Therto she hadde the moste grace
To have stedefast perseveraunce
And esy, atempre governaunce
That ever I knew or wyste yit,
So pure suffraunt was hir wyt.

The tone and diction of the poem claim it for oral delivery and it seems likely that The Book of the Duchess was first recited at one of the memorial services held in the cathedral; it is couched in a respectful but informal tone, as if the poet were on easy if not necessarily familiar terms with Gaunt himself. The work of a court poet in his mid-twenties, whose abilities were already widely recognised, it is presented in the form of a dream vision, a form highly congenial to Chaucer’s imagination which always works by indirection and ambiguity; in dreams there are no responsibilities. When dealing with “high” matters, such as the grief of the duke of Lancaster, discretion was advisable.

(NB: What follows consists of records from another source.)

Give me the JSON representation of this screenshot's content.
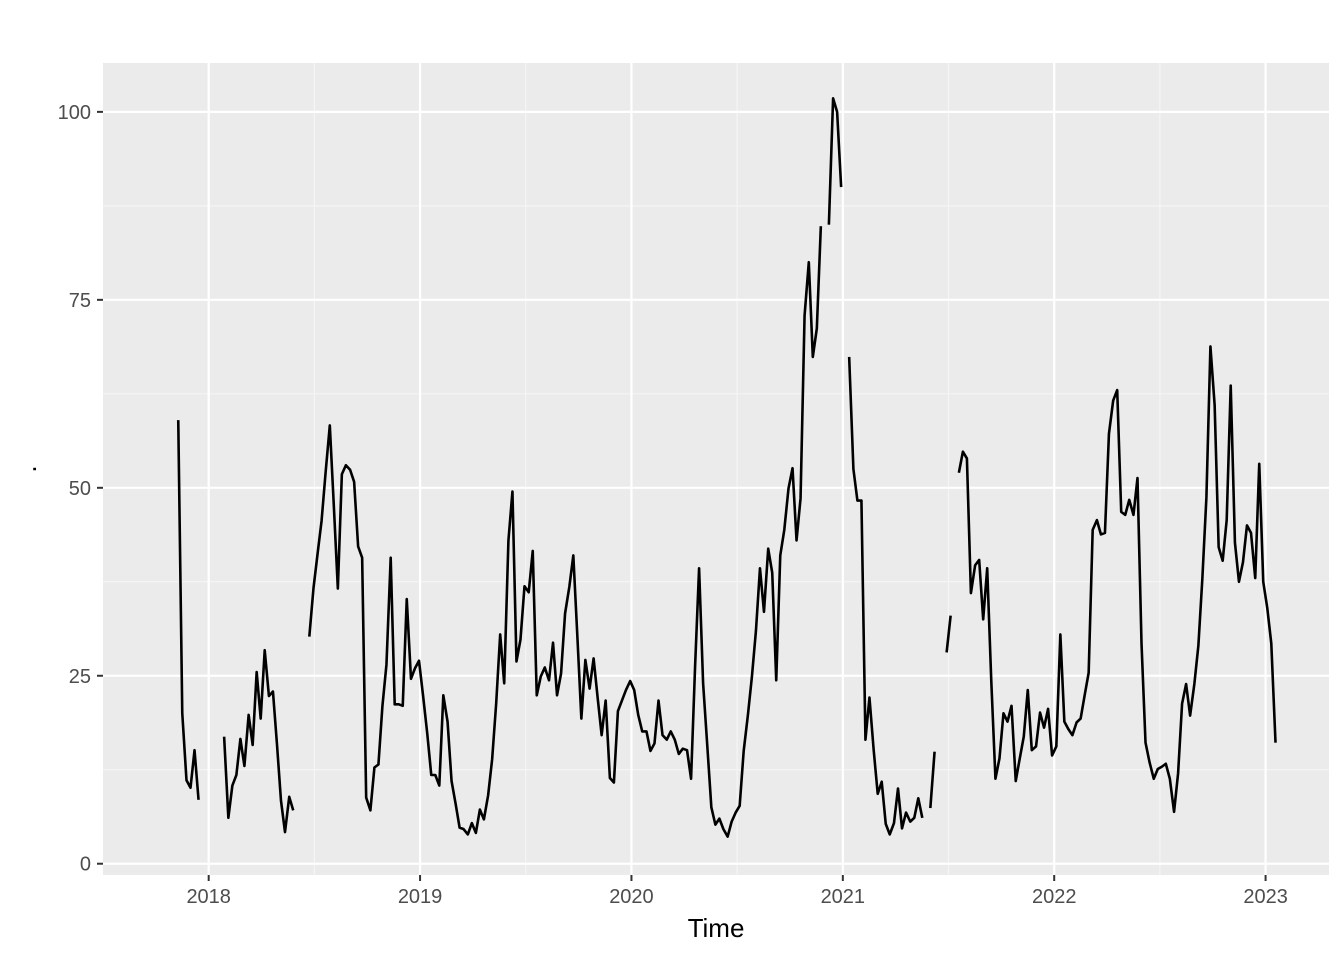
{
  "colors": {
    "panel_background": "#ebebeb",
    "grid_major": "#ffffff",
    "grid_minor": "#f5f5f5",
    "line": "#000000",
    "tick_text": "#4d4d4d",
    "tick_mark": "#333333"
  },
  "chart_data": {
    "type": "line",
    "title": "",
    "xlabel": "Time",
    "ylabel": ".",
    "x_unit": "year (decimal)",
    "xlim": [
      2017.5,
      2023.3
    ],
    "ylim": [
      -1.5,
      106.5
    ],
    "x_ticks": [
      2018,
      2019,
      2020,
      2021,
      2022,
      2023
    ],
    "x_tick_labels": [
      "2018",
      "2019",
      "2020",
      "2021",
      "2022",
      "2023"
    ],
    "y_ticks": [
      0,
      25,
      50,
      75,
      100
    ],
    "y_tick_labels": [
      "0",
      "25",
      "50",
      "75",
      "100"
    ],
    "grid": true,
    "legend": "none",
    "series": [
      {
        "segments": [
          [
            [
              2017.856,
              59.0
            ],
            [
              2017.875,
              20.0
            ],
            [
              2017.895,
              11.1
            ],
            [
              2017.914,
              10.1
            ],
            [
              2017.933,
              15.1
            ],
            [
              2017.952,
              8.5
            ]
          ],
          [
            [
              2018.073,
              16.9
            ],
            [
              2018.093,
              6.1
            ],
            [
              2018.112,
              10.4
            ],
            [
              2018.131,
              11.8
            ],
            [
              2018.15,
              16.6
            ],
            [
              2018.169,
              13.0
            ],
            [
              2018.189,
              19.8
            ],
            [
              2018.208,
              15.8
            ],
            [
              2018.227,
              25.5
            ],
            [
              2018.246,
              19.3
            ],
            [
              2018.265,
              28.4
            ],
            [
              2018.285,
              22.3
            ],
            [
              2018.304,
              22.9
            ],
            [
              2018.323,
              15.9
            ],
            [
              2018.342,
              8.4
            ],
            [
              2018.361,
              4.2
            ],
            [
              2018.381,
              8.9
            ],
            [
              2018.4,
              7.1
            ]
          ],
          [
            [
              2018.476,
              30.2
            ],
            [
              2018.496,
              36.7
            ],
            [
              2018.515,
              41.2
            ],
            [
              2018.534,
              45.6
            ],
            [
              2018.553,
              52.0
            ],
            [
              2018.573,
              58.3
            ],
            [
              2018.592,
              47.6
            ],
            [
              2018.611,
              36.6
            ],
            [
              2018.63,
              51.8
            ],
            [
              2018.649,
              53.0
            ],
            [
              2018.669,
              52.4
            ],
            [
              2018.688,
              50.8
            ],
            [
              2018.707,
              42.2
            ],
            [
              2018.726,
              40.7
            ],
            [
              2018.745,
              8.8
            ],
            [
              2018.765,
              7.1
            ],
            [
              2018.784,
              12.8
            ],
            [
              2018.803,
              13.2
            ],
            [
              2018.822,
              21.0
            ],
            [
              2018.841,
              26.5
            ],
            [
              2018.861,
              40.7
            ],
            [
              2018.88,
              21.2
            ],
            [
              2018.899,
              21.2
            ],
            [
              2018.918,
              21.0
            ],
            [
              2018.937,
              35.2
            ],
            [
              2018.957,
              24.6
            ],
            [
              2018.976,
              26.0
            ],
            [
              2018.995,
              27.0
            ],
            [
              2019.014,
              22.4
            ],
            [
              2019.034,
              17.3
            ],
            [
              2019.053,
              11.8
            ],
            [
              2019.072,
              11.8
            ],
            [
              2019.091,
              10.4
            ],
            [
              2019.11,
              22.4
            ],
            [
              2019.13,
              18.9
            ],
            [
              2019.149,
              11.0
            ],
            [
              2019.168,
              8.0
            ],
            [
              2019.187,
              4.8
            ],
            [
              2019.206,
              4.6
            ],
            [
              2019.226,
              3.9
            ],
            [
              2019.245,
              5.4
            ],
            [
              2019.264,
              4.1
            ],
            [
              2019.283,
              7.2
            ],
            [
              2019.302,
              5.9
            ],
            [
              2019.322,
              9.1
            ],
            [
              2019.341,
              13.9
            ],
            [
              2019.36,
              21.3
            ],
            [
              2019.379,
              30.5
            ],
            [
              2019.398,
              24.0
            ],
            [
              2019.418,
              43.0
            ],
            [
              2019.437,
              49.5
            ],
            [
              2019.456,
              26.9
            ],
            [
              2019.475,
              29.8
            ],
            [
              2019.494,
              36.9
            ],
            [
              2019.514,
              36.1
            ],
            [
              2019.533,
              41.6
            ],
            [
              2019.552,
              22.4
            ],
            [
              2019.571,
              24.9
            ],
            [
              2019.59,
              26.1
            ],
            [
              2019.61,
              24.4
            ],
            [
              2019.629,
              29.4
            ],
            [
              2019.648,
              22.4
            ],
            [
              2019.667,
              25.3
            ],
            [
              2019.686,
              33.3
            ],
            [
              2019.706,
              36.8
            ],
            [
              2019.725,
              41.0
            ],
            [
              2019.744,
              30.3
            ],
            [
              2019.763,
              19.3
            ],
            [
              2019.782,
              27.1
            ],
            [
              2019.802,
              23.3
            ],
            [
              2019.821,
              27.3
            ],
            [
              2019.84,
              22.1
            ],
            [
              2019.859,
              17.1
            ],
            [
              2019.878,
              21.7
            ],
            [
              2019.898,
              11.4
            ],
            [
              2019.917,
              10.8
            ],
            [
              2019.936,
              20.3
            ],
            [
              2019.955,
              21.7
            ],
            [
              2019.974,
              23.1
            ],
            [
              2019.994,
              24.3
            ],
            [
              2020.013,
              23.1
            ],
            [
              2020.032,
              19.8
            ],
            [
              2020.051,
              17.6
            ],
            [
              2020.071,
              17.6
            ],
            [
              2020.09,
              15.0
            ],
            [
              2020.109,
              16.0
            ],
            [
              2020.128,
              21.7
            ],
            [
              2020.147,
              17.1
            ],
            [
              2020.167,
              16.5
            ],
            [
              2020.186,
              17.6
            ],
            [
              2020.205,
              16.5
            ],
            [
              2020.224,
              14.6
            ],
            [
              2020.243,
              15.3
            ],
            [
              2020.263,
              15.1
            ],
            [
              2020.282,
              11.3
            ],
            [
              2020.301,
              26.2
            ],
            [
              2020.32,
              39.3
            ],
            [
              2020.339,
              24.0
            ],
            [
              2020.359,
              15.6
            ],
            [
              2020.378,
              7.5
            ],
            [
              2020.397,
              5.2
            ],
            [
              2020.416,
              6.0
            ],
            [
              2020.435,
              4.6
            ],
            [
              2020.455,
              3.6
            ],
            [
              2020.474,
              5.6
            ],
            [
              2020.493,
              6.8
            ],
            [
              2020.512,
              7.7
            ],
            [
              2020.531,
              15.0
            ],
            [
              2020.551,
              19.8
            ],
            [
              2020.57,
              24.9
            ],
            [
              2020.589,
              31.0
            ],
            [
              2020.608,
              39.3
            ],
            [
              2020.627,
              33.5
            ],
            [
              2020.647,
              41.9
            ],
            [
              2020.666,
              38.7
            ],
            [
              2020.685,
              24.4
            ],
            [
              2020.704,
              41.0
            ],
            [
              2020.723,
              44.4
            ],
            [
              2020.743,
              49.9
            ],
            [
              2020.762,
              52.6
            ],
            [
              2020.781,
              43.0
            ],
            [
              2020.8,
              48.6
            ],
            [
              2020.819,
              72.9
            ],
            [
              2020.839,
              80.0
            ],
            [
              2020.858,
              67.4
            ],
            [
              2020.877,
              71.2
            ],
            [
              2020.896,
              84.8
            ]
          ],
          [
            [
              2020.934,
              85.0
            ],
            [
              2020.954,
              101.8
            ],
            [
              2020.973,
              100.0
            ],
            [
              2020.992,
              90.0
            ]
          ],
          [
            [
              2021.03,
              67.4
            ],
            [
              2021.05,
              52.5
            ],
            [
              2021.069,
              48.3
            ],
            [
              2021.088,
              48.3
            ],
            [
              2021.107,
              16.5
            ],
            [
              2021.126,
              22.1
            ],
            [
              2021.146,
              15.1
            ],
            [
              2021.165,
              9.3
            ],
            [
              2021.184,
              10.9
            ],
            [
              2021.203,
              5.3
            ],
            [
              2021.222,
              3.9
            ],
            [
              2021.242,
              5.4
            ],
            [
              2021.261,
              10.0
            ],
            [
              2021.28,
              4.7
            ],
            [
              2021.299,
              6.8
            ],
            [
              2021.319,
              5.6
            ],
            [
              2021.338,
              6.1
            ],
            [
              2021.357,
              8.7
            ],
            [
              2021.376,
              6.1
            ]
          ],
          [
            [
              2021.414,
              7.4
            ],
            [
              2021.434,
              14.9
            ]
          ],
          [
            [
              2021.491,
              28.1
            ],
            [
              2021.51,
              33.0
            ]
          ],
          [
            [
              2021.549,
              52.0
            ],
            [
              2021.568,
              54.8
            ],
            [
              2021.587,
              53.9
            ],
            [
              2021.606,
              36.0
            ],
            [
              2021.626,
              39.7
            ],
            [
              2021.645,
              40.4
            ],
            [
              2021.664,
              32.5
            ],
            [
              2021.683,
              39.3
            ],
            [
              2021.702,
              24.5
            ],
            [
              2021.722,
              11.3
            ],
            [
              2021.741,
              14.0
            ],
            [
              2021.76,
              20.0
            ],
            [
              2021.779,
              18.9
            ],
            [
              2021.798,
              21.0
            ],
            [
              2021.818,
              11.0
            ],
            [
              2021.837,
              14.0
            ],
            [
              2021.856,
              16.9
            ],
            [
              2021.875,
              23.1
            ],
            [
              2021.894,
              15.1
            ],
            [
              2021.914,
              15.6
            ],
            [
              2021.933,
              20.1
            ],
            [
              2021.952,
              18.1
            ],
            [
              2021.971,
              20.6
            ],
            [
              2021.99,
              14.4
            ],
            [
              2022.01,
              15.6
            ],
            [
              2022.029,
              30.5
            ],
            [
              2022.048,
              18.9
            ],
            [
              2022.067,
              17.9
            ],
            [
              2022.086,
              17.1
            ],
            [
              2022.106,
              18.8
            ],
            [
              2022.125,
              19.3
            ],
            [
              2022.144,
              22.4
            ],
            [
              2022.163,
              25.4
            ],
            [
              2022.182,
              44.4
            ],
            [
              2022.202,
              45.7
            ],
            [
              2022.221,
              43.8
            ],
            [
              2022.24,
              44.0
            ],
            [
              2022.259,
              57.2
            ],
            [
              2022.279,
              61.6
            ],
            [
              2022.298,
              63.0
            ],
            [
              2022.317,
              46.8
            ],
            [
              2022.336,
              46.4
            ],
            [
              2022.355,
              48.4
            ],
            [
              2022.375,
              46.4
            ],
            [
              2022.394,
              51.3
            ],
            [
              2022.413,
              29.3
            ],
            [
              2022.432,
              16.1
            ],
            [
              2022.451,
              13.5
            ],
            [
              2022.471,
              11.3
            ],
            [
              2022.49,
              12.6
            ],
            [
              2022.509,
              12.9
            ],
            [
              2022.528,
              13.3
            ],
            [
              2022.547,
              11.3
            ],
            [
              2022.567,
              6.9
            ],
            [
              2022.586,
              12.0
            ],
            [
              2022.605,
              21.3
            ],
            [
              2022.624,
              23.9
            ],
            [
              2022.643,
              19.7
            ],
            [
              2022.663,
              23.9
            ],
            [
              2022.682,
              29.0
            ],
            [
              2022.701,
              38.0
            ],
            [
              2022.72,
              48.7
            ],
            [
              2022.739,
              68.8
            ],
            [
              2022.759,
              61.0
            ],
            [
              2022.778,
              42.1
            ],
            [
              2022.797,
              40.3
            ],
            [
              2022.816,
              45.7
            ],
            [
              2022.835,
              63.6
            ],
            [
              2022.855,
              42.7
            ],
            [
              2022.874,
              37.5
            ],
            [
              2022.893,
              40.1
            ],
            [
              2022.912,
              45.0
            ],
            [
              2022.931,
              44.0
            ],
            [
              2022.951,
              38.0
            ],
            [
              2022.97,
              53.2
            ],
            [
              2022.989,
              37.5
            ],
            [
              2023.008,
              34.0
            ],
            [
              2023.027,
              29.3
            ],
            [
              2023.047,
              16.1
            ]
          ]
        ]
      }
    ]
  }
}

The poem itself belongs to the French tradition of dits amoureux, and in particular to Machaut’s Jugement dou Roy de Behaingne. Its opening lines are, in addition, modelled upon the beginning of Froissart’s Paradys d’Amours. Throughout Chaucer’s poetic output, in fact, there will be found wholesale borrowings and appropriations. Half of his work derives from older and earlier sources. Yet we must forget modern notions of plagiarism and parody. One of the guarantees of virtue and sincerity, in a medieval text, lay in the fact that it derived from a greater authority. There was no merit in originality as such, only in the reformulation and refashioning of older truths. Yet The Book of the Duchess is no mere copy of Paradys d’Amours, or of any other of the texts to which it has been compared. The dry beat of Froissart’s verse has become lush and melodious; the prolixity of Machaut’s narrative style has been curtailed. The French preference for delicate rhetorical effects, and the lively expression of sentiment, has been excised in favour of narrative event and plain dialogue. The French sources have been absorbed, in other words, and out of them an English amalgam is created. It is the paradox of Chaucer’s work: the materials are familiar but their expression is novel and surprising. As he said himself, out of old fields comes all the new corn.